Aunque concedió su primera entrevista en 1966, el autor de novelas como El tesoro de Sierra Madre o El puente en la selva insistió en el derecho al secreto de su vida privada, por lo que su identidad sigue siendo un misterio.
«La historia de Traven es la historia de su negación», ha escrito Alejandro Gándara en su prólogo a El puente en la selva. En efecto, es una historia de la que no tenemos datos y no pueden tenerse, lo que equivale a decir que ése es el auténtico dato. Negando todo pasado, negó todo presente, es decir, toda presencia. Traven no existió nunca, ni siquiera para sus contemporáneos. Es un escritor del No muy peculiar y hay algo muy trágico en la fuerza con la que rechazó la invención de su identidad.
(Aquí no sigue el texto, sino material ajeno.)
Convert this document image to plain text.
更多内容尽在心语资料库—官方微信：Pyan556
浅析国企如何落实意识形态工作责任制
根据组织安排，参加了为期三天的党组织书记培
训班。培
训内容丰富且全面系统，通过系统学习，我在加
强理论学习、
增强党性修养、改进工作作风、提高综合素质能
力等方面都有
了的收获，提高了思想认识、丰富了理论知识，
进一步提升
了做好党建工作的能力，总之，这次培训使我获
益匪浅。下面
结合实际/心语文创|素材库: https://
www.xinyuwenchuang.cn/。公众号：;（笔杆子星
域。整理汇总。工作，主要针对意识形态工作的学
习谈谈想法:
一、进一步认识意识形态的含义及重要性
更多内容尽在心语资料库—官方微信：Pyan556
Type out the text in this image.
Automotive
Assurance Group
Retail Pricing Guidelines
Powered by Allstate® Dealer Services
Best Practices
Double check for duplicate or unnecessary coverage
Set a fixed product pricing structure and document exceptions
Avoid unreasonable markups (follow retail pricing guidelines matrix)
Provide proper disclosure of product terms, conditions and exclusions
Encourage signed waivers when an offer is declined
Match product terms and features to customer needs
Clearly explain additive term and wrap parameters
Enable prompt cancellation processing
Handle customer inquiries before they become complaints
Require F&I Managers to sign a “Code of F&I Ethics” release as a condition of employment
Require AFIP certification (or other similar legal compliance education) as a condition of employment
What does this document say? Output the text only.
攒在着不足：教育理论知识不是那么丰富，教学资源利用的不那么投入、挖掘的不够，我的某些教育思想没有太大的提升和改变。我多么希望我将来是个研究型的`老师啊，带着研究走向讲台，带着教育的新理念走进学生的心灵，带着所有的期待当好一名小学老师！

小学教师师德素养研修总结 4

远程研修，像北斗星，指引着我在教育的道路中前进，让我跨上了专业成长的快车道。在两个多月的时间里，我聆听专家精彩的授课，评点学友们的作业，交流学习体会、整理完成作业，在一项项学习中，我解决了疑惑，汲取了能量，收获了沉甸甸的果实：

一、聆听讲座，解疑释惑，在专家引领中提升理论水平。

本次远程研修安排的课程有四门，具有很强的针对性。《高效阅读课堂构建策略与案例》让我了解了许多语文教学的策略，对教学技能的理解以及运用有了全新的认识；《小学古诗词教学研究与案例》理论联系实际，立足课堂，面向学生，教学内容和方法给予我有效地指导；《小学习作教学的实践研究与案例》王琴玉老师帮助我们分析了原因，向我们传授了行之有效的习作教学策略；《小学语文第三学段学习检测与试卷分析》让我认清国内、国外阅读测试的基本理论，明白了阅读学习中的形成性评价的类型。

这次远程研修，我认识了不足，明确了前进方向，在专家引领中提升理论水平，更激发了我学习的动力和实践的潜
«Este escritor oculto -ha dicho Walter Rehmer- resume en su identidad ausente toda la conciencia trágica de la literatura moderna, la conciencia de una escritura que, al quedar expuesta a su insuficiencia e imposibilidad, hace de esta exposición su cuestión fundamental.»
Estas palabras de Walter Rehmer -me acabo ahora de dar cuenta- podrían resumir también mis esfuerzos en este conjunto de notas sin texto. De ellas también podría decirse que reúnen toda o al menos parte de la conciencia de una escritura que, al quedar expuesta a su imposibilidad, hace de esta exposición su cuestión fundamental.
En fin, pienso que las frases de Rehmer son atinadas, pero que si Traven las hubiera leído se habría quedado, primero, estupefacto, y luego se habría desternillado de risa. De hecho, yo estoy a punto ahora de reaccionar de ese modo, pues a fin de cuentas detesto, por su solemnidad, la obra ensayística de Rehmer.
Vuelvo a Traven. La primera vez que oí hablar de él fue en Puerto Vallaría, México, en una de las cantinas de las afueras de la ciudad. Hace de eso algunos años, era en la época en que empleaba mis ahorros en viajar en agosto al extranjero. Oí hablar de Traven en esa cantina. Yo acababa de llegar de Puerto Escondido, un pueblo que, por su peculiar nombre, habría sido el escenario más apropiado para que alguien me hubiera hablado del escritor más escondido de todos. Pero no fue allí sino en Puerto Vallarta donde por primera vez alguien me contó la historia de Traven.
La cantina de Puerto Vallarta estaba a pocas millas de la casa donde John Huston -que llevó al cine El tesoro de Sierra Madre- pasó los últimos años de su vida refugiado en Las Caletas, una finca frente al mar y con la jungla a la espalda, una especie de puerto de la selva azotado invariablemente por los huracanes del golfo.